RE: How browsers display IRI's with mixed encodings from Leif Halvard Silli on 2011-07-22 (public-iri@w3.org from July 2011)

From: Leif Halvard Silli <xn--mlform-iua@xn--mlform-iua.no>
Date: Fri, 22 Jul 2011 03:40:21 +0200
To: "Phillips, Addison" <addison@lab126.com>
Cc: Chris Weber <chris@lookout.net>, "PUBLIC-IRI@W3.ORG" <PUBLIC-IRI@w3.org>
Message-ID: <20110722034021252246.ebf3242e@xn--mlform-iua.no>

Phillips, Addison, Thu, 21 Jul 2011 17:30:38 -0700:

> What's the fixation with ISO-8859-1? 
 [ ... ]
> In other words, leaving aside the query part for a moment, shouldn't 
> IRI really say that valid UTF-8 sequences are interpreted as 
> characters and invalid UTF-8 sequences are treated as bytes?

Such a rule could be quite elegant: it the URL "looks nice", then it is 
probably correctly encoded. That's the positive side of it, which I 
quite like.

> Forced 
> interpretation of bytes in an unknown encoding leads to errors. 
> Especially since, as Leif pointed out, you can't see the difference 
> in the wire format.

But Martin's test shows that treating it as byte when it isn't valid as 
UTF-8, is not a safe way to success. The situation might be different 
when it comes to fragment URLs: It should be pretty safe - or at least 
safer, in case of a fragment URLs, to interpret them as bytes, as it is 
likely to give the same result regardless how it is intepreted. 

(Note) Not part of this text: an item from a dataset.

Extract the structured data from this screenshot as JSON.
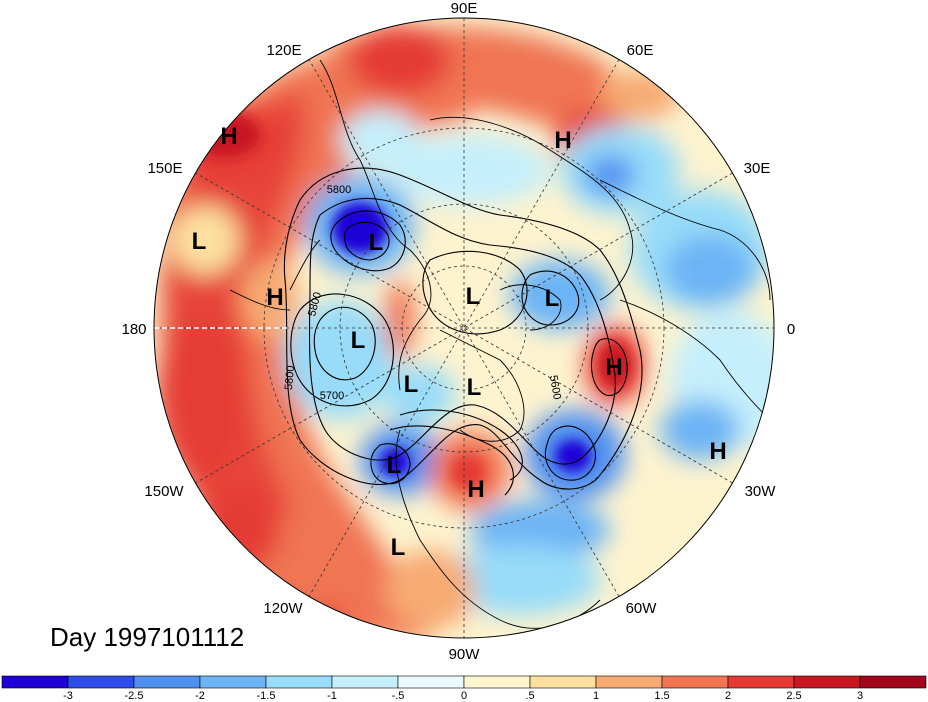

But when it comes to links to external pages, then the only meaningful 
thing seems to me to be to assume that resource has a unicode name.

I would suggest that one should be fixated at UTF-8 rather than on 
HTML5's (global) default (Windows-1252) legacy encoding: Despite that 
href="D%FCrst" in a (local) default legacy encoding such as 
Windows-1251 would render as "D<cyrillic-softs-sign>rst" (and thus not 
lead anywhere), we can assume that href="D%FCrst" works - or could work 
well - in the intended encoding. Thus, it would for the most part work 
very well, if '%FC' is interpreted as the UTF-8 representation of 'ü' 
inside Windows-1252 pages and as the UTF-8 representation of '<cyrillic 
soft-sign>' inside Windows-1251 pages.

What would the drawback to such a solution be?

> Looking at your test page, I'm not sure how valid a test it is. The 
> page declares an encoding of ISO 8859-1. Having a "UTF-8 encoded 
> path" in the page is a lie. Those bytes are all valid windows-1252 
> characters (per HTML5, nearly all browsers treat ISO8859-1 as 
> windows-1252). So the path isn't actually "UTF-8 encoded". To me the 
> test looks broken.

My main gripe with that test is that I think it is quite important to 
test with links which actually leads to a Web resource, rather than 
"dry tests" whcih solely focuses on display.
-- 
Leif H Silli

Received on Friday, 22 July 2011 01:40:59 UTC